The announcement, posted on the government’s website, said that Gasparian’s dismissal automatically came into force after President Armen Sarkisian failed to sign the dismissal decree submitted by Pashinian and did not appeal it at the Constitutional Court within the legal time frame.
Pashinian, in power since 2018, is facing a crisis after the army last month demanded he step down, prompting him to claim a coup attempt and try to dismiss the Armenian military’s top general.
He has also faced mounting protests and calls from the opposition for his resignation following a six-week conflict between Azerbaijan and ethnic Armenian forces over the region of Nagorno-Karabakh last year that resulted in territorial losses for the Armenian side.
On March 9, thousands of opposition supporters blockaded the parliament building in Yerevan demanding Pashinian’s resignation.
The demonstrators surrounded the building and engaged in occasional scuffles with police, as several opposition lawmakers stood between the two sides to prevent violent clashes.

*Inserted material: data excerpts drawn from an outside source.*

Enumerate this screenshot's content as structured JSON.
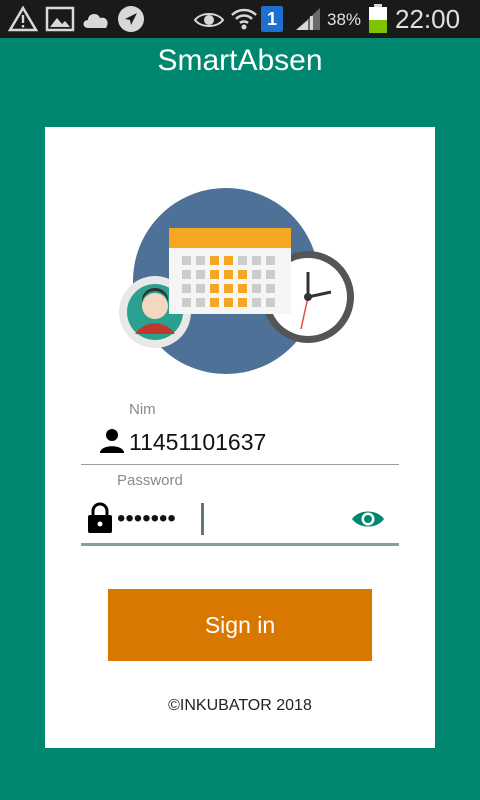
{
  "status_bar": {
    "icons": [
      "warning-icon",
      "image-icon",
      "cloud-icon",
      "navigation-icon",
      "eye-icon",
      "wifi-icon",
      "sim-icon",
      "signal-icon",
      "battery-icon"
    ],
    "sim_badge": "1",
    "battery_percent": "38%",
    "time": "22:00"
  },
  "app": {
    "title": "SmartAbsen"
  },
  "form": {
    "nim_label": "Nim",
    "nim_value": "11451101637",
    "password_label": "Password",
    "password_value": "•••••••",
    "signin_label": "Sign in"
  },
  "footer": {
    "copyright": "©INKUBATOR 2018"
  },
  "colors": {
    "background": "#00876f",
    "card": "#ffffff",
    "button": "#d97800",
    "status_bar": "#1a1a1a",
    "accent": "#00876f"
  }
}
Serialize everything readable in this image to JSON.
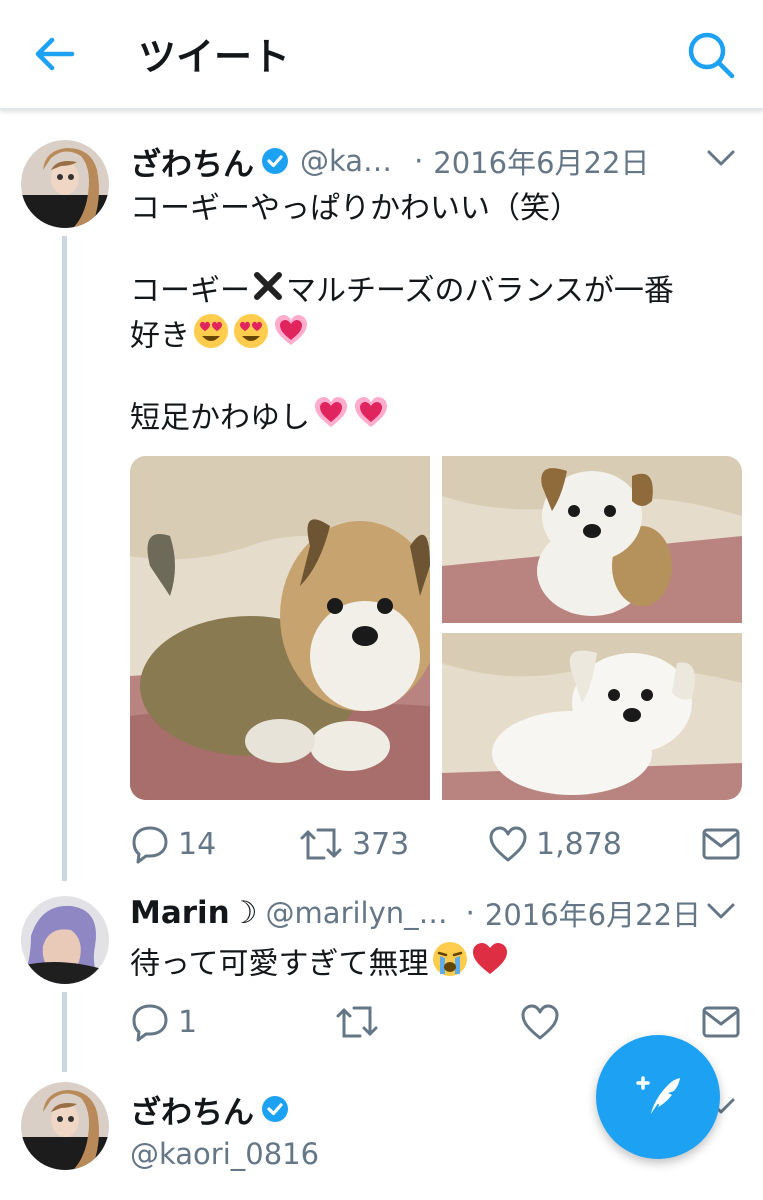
{
  "header": {
    "title": "ツイート"
  },
  "tweet1": {
    "name": "ざわちん",
    "handle": "@ka…",
    "dot": "·",
    "date": "2016年6月22日",
    "line1": "コーギーやっぱりかわいい（笑）",
    "line2a": "コーギー",
    "line2b": "マルチーズのバランスが一番",
    "line3": "好き",
    "line4": "短足かわゆし",
    "replies": "14",
    "retweets": "373",
    "likes": "1,878"
  },
  "tweet2": {
    "name": "Marin☽",
    "handle": "@marilyn_…",
    "dot": "·",
    "date": "2016年6月22日",
    "text": "待って可愛すぎて無理",
    "replies": "1"
  },
  "tweet3": {
    "name": "ざわちん",
    "handle": "@kaori_0816"
  },
  "colors": {
    "accent": "#1da1f2",
    "text": "#14171a",
    "muted": "#657786",
    "line": "#ccd6dd"
  }
}
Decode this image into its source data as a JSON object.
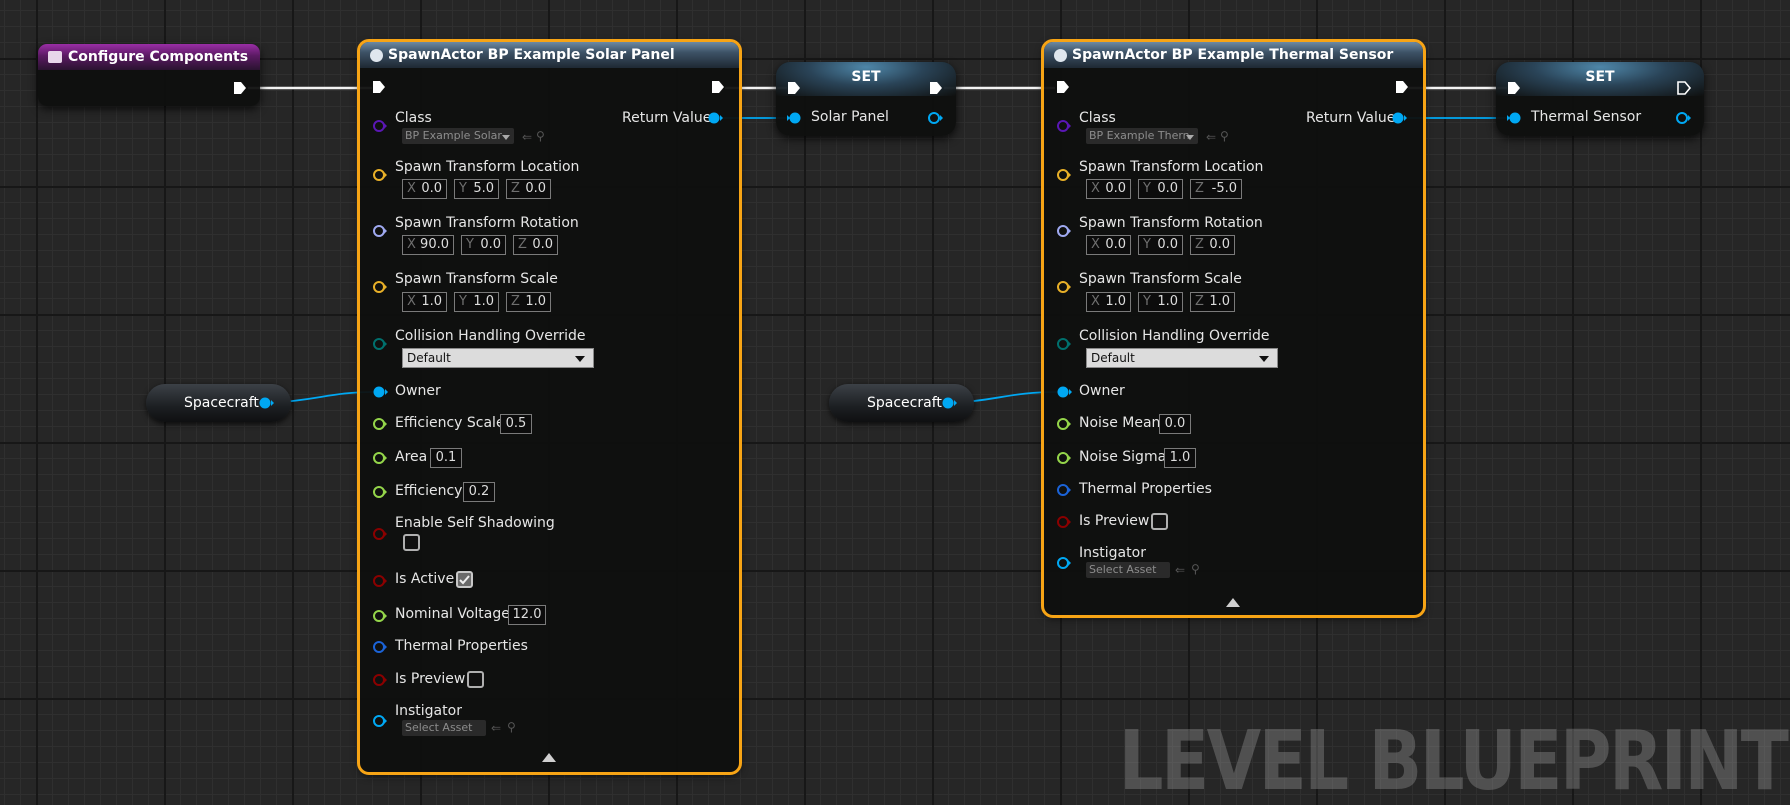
{
  "watermark": "LEVEL BLUEPRINT",
  "colors": {
    "exec": "#ffffff",
    "object_pin": "#00a8f3",
    "float_pin": "#94d54a",
    "vector_pin": "#e8b028",
    "rotator_pin": "#9fa9f0",
    "enum_pin": "#00706d",
    "class_pin": "#5a17b4",
    "bool_pin": "#8b0000",
    "struct_pin": "#1b63d7",
    "selection_outline": "#f7a415",
    "event_header": "#9a2ea6",
    "function_header": "#3d5266",
    "set_header": "#2a4458"
  },
  "event_node": {
    "title": "Configure Components",
    "icon": "event-icon"
  },
  "spawn_solar": {
    "title": "SpawnActor BP Example Solar Panel",
    "icon": "function-icon",
    "class_label": "Class",
    "class_value": "BP Example Solar",
    "return_label": "Return Value",
    "loc_label": "Spawn Transform Location",
    "loc": {
      "x": "0.0",
      "y": "5.0",
      "z": "0.0"
    },
    "rot_label": "Spawn Transform Rotation",
    "rot": {
      "x": "90.0",
      "y": "0.0",
      "z": "0.0"
    },
    "scale_label": "Spawn Transform Scale",
    "scale": {
      "x": "1.0",
      "y": "1.0",
      "z": "1.0"
    },
    "collision_label": "Collision Handling Override",
    "collision_value": "Default",
    "owner_label": "Owner",
    "efficiency_scale_label": "Efficiency Scale",
    "efficiency_scale": "0.5",
    "area_label": "Area",
    "area": "0.1",
    "efficiency_label": "Efficiency",
    "efficiency": "0.2",
    "self_shadow_label": "Enable Self Shadowing",
    "self_shadow_checked": false,
    "is_active_label": "Is Active",
    "is_active_checked": true,
    "voltage_label": "Nominal Voltage",
    "voltage": "12.0",
    "thermal_label": "Thermal Properties",
    "preview_label": "Is Preview",
    "preview_checked": false,
    "instigator_label": "Instigator",
    "instigator_value": "Select Asset"
  },
  "spawn_thermal": {
    "title": "SpawnActor BP Example Thermal Sensor",
    "icon": "function-icon",
    "class_label": "Class",
    "class_value": "BP Example Thern",
    "return_label": "Return Value",
    "loc_label": "Spawn Transform Location",
    "loc": {
      "x": "0.0",
      "y": "0.0",
      "z": "-5.0"
    },
    "rot_label": "Spawn Transform Rotation",
    "rot": {
      "x": "0.0",
      "y": "0.0",
      "z": "0.0"
    },
    "scale_label": "Spawn Transform Scale",
    "scale": {
      "x": "1.0",
      "y": "1.0",
      "z": "1.0"
    },
    "collision_label": "Collision Handling Override",
    "collision_value": "Default",
    "owner_label": "Owner",
    "noise_mean_label": "Noise Mean",
    "noise_mean": "0.0",
    "noise_sigma_label": "Noise Sigma",
    "noise_sigma": "1.0",
    "thermal_label": "Thermal Properties",
    "preview_label": "Is Preview",
    "preview_checked": false,
    "instigator_label": "Instigator",
    "instigator_value": "Select Asset"
  },
  "set_solar": {
    "title": "SET",
    "var_label": "Solar Panel"
  },
  "set_thermal": {
    "title": "SET",
    "var_label": "Thermal Sensor"
  },
  "var_spacecraft_1": {
    "label": "Spacecraft"
  },
  "var_spacecraft_2": {
    "label": "Spacecraft"
  },
  "axis_labels": {
    "x": "X",
    "y": "Y",
    "z": "Z"
  }
}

Police officers clad in riot gear did not attempt to disperse the crowd.
At the heart of the turmoil is the Russian-brokered deal Pashinian signed in November that brought an end to the fighting after Armenian forces suffered territorial and battlefield losses from Azerbaijan’s Turkish-backed military.
Under the deal, Armenia ceded control over parts of Nagorno-Karabakh and all seven surrounding districts of Azerbaijan that had been occupied by Armenian forces since the early 1990s.
Political tensions escalated last month when Pashinian on February 25 dismissed Gasparian, accusing him and other high-ranking military officers of attempting a coup by calling on him to resign.
Supporters of Pashinian and the opposition have been staging competing rallies in the capital amid the crisis.
In an attempt to defuse the crisis, Pashinian has offered to hold snap parliamentary elections later this year but rejected the opposition’s demand to step down before the vote.
Pashinian has defended the November deal as the only way to prevent the Azerbaijani military from overrunning the entire Nagorno-Karabakh region.
Russia has deployed about 2,000 peacekeepers to monitor the agreement.